Brothers and Sisters of the Son

Subtitle: 

fr John O’Connor uses the Our aFather to explore the meaning of the doctrine of the Trinity.

Date: 
Sunday, June 19, 2011
Quarter: 
Summer 2011

     Some Christians think that the doctrine of the Trinity is so baffling that it’s better to forget about it. Other recognise that it must be important in some way, but do not see how it could possibly be of any help to us in our daily lives as followers of Jesus Christ.

 

     I think this is a terrible pity – not only because I believe that the doctrine of the Trinity is true, but even more so because I see it as being of the greatest help in showing us the way to God. Far from being irrelevant, I believe that belief in the Trinity is at the very centre of our lives as Christians.

 

     When we reflect on what Jesus shows us about relationship with God, we see that this relationship is about our sharing in the life of the Trinity. To be fair, the doctrine of the Trinity can seem not only very confusing, but confused. It tells us that God is both One and that God is Three: the Persons of Father, Son and Spirit. There is in God a profound and perfect unity, so that we can rightly speak of God as One. And yet in that unity there is distinction, of Father, Son and Spirit.

 

     The passage from the Gospels that I often begin with when I reflect on the Trinity is where Jesus is asked by his disciples how to pray, and he replies that they are to pray like this: ‘Our Father...’ We see in the Gospels that Jesus, the Son, speaks to his Father, and that his relationship with the Father is one of the greatest intimacy and trust.
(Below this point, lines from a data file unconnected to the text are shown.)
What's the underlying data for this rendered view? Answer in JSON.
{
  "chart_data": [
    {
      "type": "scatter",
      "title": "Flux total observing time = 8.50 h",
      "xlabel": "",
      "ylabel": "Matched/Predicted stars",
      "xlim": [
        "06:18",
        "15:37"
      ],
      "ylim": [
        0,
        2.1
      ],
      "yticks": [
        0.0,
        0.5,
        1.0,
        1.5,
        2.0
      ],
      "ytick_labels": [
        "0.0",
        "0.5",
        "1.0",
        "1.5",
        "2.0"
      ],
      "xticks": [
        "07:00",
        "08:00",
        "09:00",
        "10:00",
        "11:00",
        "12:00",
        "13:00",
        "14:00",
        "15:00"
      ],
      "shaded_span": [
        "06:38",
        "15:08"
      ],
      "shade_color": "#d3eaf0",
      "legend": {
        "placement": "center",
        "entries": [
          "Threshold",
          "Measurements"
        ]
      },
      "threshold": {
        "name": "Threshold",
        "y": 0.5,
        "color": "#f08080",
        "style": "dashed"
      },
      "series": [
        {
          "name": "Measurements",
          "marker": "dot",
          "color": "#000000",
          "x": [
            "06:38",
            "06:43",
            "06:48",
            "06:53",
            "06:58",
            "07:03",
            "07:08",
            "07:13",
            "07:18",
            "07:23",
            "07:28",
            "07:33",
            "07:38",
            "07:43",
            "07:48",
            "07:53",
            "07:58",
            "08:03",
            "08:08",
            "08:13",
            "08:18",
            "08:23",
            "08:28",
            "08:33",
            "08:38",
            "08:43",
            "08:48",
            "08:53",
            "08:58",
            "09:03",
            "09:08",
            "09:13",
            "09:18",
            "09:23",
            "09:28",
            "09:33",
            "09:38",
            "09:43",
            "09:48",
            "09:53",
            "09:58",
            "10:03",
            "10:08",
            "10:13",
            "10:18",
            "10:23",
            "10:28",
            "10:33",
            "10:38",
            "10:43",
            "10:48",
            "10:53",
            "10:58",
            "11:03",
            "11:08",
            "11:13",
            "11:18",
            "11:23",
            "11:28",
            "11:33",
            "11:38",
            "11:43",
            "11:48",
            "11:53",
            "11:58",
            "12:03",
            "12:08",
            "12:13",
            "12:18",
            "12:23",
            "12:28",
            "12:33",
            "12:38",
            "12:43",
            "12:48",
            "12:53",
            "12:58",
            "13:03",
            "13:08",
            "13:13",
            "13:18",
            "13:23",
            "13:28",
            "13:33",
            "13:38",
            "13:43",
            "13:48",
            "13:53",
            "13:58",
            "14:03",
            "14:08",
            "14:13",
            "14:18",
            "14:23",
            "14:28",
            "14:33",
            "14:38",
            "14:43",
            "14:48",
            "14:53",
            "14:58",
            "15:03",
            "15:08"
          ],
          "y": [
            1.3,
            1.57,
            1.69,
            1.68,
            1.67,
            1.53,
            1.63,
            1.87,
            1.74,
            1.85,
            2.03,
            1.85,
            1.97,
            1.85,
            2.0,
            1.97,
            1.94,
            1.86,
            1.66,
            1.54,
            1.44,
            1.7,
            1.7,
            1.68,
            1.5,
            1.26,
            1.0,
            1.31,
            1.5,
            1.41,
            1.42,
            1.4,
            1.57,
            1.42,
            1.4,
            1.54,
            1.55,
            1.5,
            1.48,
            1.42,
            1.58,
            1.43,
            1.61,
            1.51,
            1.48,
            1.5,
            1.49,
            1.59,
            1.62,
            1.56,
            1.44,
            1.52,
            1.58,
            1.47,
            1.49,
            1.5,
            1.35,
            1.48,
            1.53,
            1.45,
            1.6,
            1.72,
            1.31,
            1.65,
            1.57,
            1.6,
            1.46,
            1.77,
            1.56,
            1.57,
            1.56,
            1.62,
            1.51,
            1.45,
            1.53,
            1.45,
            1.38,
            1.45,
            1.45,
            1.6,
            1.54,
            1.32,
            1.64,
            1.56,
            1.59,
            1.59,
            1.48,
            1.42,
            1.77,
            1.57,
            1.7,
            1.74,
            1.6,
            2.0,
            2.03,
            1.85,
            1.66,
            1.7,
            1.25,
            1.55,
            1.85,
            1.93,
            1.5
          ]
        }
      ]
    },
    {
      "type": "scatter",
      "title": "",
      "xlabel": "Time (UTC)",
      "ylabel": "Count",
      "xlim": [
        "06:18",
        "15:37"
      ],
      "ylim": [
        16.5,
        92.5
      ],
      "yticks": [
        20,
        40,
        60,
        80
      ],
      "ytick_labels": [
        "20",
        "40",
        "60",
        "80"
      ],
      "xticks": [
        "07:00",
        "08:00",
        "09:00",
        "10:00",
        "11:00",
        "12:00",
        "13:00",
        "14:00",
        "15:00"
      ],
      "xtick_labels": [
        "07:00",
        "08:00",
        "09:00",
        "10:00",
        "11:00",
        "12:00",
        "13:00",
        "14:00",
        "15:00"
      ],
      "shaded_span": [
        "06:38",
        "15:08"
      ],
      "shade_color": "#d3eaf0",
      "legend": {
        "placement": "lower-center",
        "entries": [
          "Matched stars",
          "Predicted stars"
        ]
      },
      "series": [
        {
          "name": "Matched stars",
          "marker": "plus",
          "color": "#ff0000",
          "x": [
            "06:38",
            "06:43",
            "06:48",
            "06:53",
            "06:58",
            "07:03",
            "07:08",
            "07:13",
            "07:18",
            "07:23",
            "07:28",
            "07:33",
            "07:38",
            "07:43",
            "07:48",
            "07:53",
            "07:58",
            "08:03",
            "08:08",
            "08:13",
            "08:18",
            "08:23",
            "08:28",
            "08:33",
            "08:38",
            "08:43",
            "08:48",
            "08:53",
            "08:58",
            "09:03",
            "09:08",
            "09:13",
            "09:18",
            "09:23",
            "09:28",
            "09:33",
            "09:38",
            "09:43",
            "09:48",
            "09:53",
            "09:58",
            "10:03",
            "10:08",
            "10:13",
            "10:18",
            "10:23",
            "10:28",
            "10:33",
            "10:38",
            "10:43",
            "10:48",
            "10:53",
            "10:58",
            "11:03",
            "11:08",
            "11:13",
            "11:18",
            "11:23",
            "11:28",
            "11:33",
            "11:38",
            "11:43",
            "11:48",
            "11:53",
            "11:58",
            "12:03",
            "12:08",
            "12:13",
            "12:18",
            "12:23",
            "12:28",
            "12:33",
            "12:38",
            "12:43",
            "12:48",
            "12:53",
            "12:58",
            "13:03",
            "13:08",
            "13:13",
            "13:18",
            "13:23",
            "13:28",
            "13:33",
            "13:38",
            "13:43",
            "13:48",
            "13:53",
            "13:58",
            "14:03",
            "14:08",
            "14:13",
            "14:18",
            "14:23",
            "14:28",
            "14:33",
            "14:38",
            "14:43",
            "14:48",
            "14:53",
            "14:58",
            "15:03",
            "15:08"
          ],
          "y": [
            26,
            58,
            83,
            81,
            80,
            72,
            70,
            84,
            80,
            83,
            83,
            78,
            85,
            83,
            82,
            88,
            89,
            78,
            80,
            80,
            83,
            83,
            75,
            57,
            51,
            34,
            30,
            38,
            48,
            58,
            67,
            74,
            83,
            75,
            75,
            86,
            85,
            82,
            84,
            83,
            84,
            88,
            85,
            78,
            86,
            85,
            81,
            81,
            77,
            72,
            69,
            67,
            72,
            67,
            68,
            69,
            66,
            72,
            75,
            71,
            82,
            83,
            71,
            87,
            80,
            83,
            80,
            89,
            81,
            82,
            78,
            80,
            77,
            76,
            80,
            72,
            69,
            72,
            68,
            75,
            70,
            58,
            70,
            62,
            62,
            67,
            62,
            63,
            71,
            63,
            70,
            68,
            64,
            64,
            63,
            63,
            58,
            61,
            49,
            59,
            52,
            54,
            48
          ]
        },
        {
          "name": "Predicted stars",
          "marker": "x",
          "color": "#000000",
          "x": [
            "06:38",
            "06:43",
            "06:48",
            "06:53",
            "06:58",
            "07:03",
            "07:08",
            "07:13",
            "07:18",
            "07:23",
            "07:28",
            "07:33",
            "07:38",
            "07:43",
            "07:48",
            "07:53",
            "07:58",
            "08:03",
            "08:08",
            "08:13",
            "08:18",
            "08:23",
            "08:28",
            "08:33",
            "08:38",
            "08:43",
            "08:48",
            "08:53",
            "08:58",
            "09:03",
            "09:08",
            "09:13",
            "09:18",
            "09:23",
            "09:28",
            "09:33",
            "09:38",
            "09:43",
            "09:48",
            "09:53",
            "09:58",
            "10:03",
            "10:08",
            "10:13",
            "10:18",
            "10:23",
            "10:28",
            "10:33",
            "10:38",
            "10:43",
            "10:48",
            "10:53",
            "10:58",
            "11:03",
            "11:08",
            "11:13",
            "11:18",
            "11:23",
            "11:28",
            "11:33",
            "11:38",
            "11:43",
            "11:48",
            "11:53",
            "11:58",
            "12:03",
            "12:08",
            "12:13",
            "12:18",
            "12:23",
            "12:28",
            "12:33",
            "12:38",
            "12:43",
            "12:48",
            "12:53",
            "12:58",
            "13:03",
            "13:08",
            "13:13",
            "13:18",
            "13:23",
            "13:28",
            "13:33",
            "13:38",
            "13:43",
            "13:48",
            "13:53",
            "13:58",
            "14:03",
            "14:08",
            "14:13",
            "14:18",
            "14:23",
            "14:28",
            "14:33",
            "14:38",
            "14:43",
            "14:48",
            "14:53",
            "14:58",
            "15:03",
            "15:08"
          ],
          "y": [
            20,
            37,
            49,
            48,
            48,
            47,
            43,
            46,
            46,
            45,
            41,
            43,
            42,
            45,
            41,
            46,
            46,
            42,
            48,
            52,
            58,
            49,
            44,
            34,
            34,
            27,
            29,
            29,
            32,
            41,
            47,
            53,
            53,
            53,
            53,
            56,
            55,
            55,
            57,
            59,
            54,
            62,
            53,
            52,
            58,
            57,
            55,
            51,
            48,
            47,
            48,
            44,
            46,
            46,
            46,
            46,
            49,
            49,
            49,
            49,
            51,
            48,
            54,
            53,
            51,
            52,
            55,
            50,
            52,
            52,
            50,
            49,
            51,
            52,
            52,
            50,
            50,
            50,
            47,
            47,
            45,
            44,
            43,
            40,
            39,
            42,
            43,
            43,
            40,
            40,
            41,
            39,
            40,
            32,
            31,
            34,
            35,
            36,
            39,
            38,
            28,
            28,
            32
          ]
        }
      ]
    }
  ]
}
The conversation of the Jesus with his Father is a real conversation, not Jesus talking to himself. If Jesus is divine (as well as human) and the Father is also divine, then we immediately see a distinction in God between Father and Son. We are already part of the way in thinking about the Trinity.

 

     We see at this early stage the presence of two of the Persons of the Trinity: Father and Son. If we are invited by Jesus to address his Father as our Father, then we must have a relationship with the Father that is like Jesus’s relationship with the Father, because the Father is not only his Father but ours. This tells us that when we address the Father as our Father, then we are like Christ himself in some way. As Christians we believe that Jesus is both God and man, and also that the Father is God. What allows us to address is the Father as our Father in the full sense of that is not simply that we share in the same humanity as Christ, but that we are raised to the level of the divine. Being raised to the level of the divine, the Father is not only the Father of Jesus the Son, but is truly our Father too.

 

     It is here we see the role of the third Person of the Trinity, the Spirit. We are like Christ, the Son, because the Spirit is working in us, shaping us. By the power of the Spirit we are raised to the level of Christ and can address the Father as our Father, because by the working of the Spirit we are made brothers and sisters of Jesus the Son, who is both God and man. We are not only brothers and sisters of Jesus in his humanity. We are also brothers and sisters of Jesus in his divinity.

 

     So even if we think of the Our Father as a fairly ordinary prayer, we see that it reveals to us the most wonderful truths about ourselves and our relationship with God. Even when we do something that seems as ordinary as reciting with faith the Our Father, we are participating in the life of the Trinity: we are raised to the level of the divine and made like Christ by the power of the Spirit so that we can address the Father as our Father.

 

     The doctrine of the Trinity is a great gift to us. It helps us see that we are truly brothers and sisters of Jesus Christ, not only in his humanity, but also in his divinity.  

 

 

fr. John O’Connor is Prior of Blackfriars, Oxford, and Secretary of Studies of the Hall and Studium.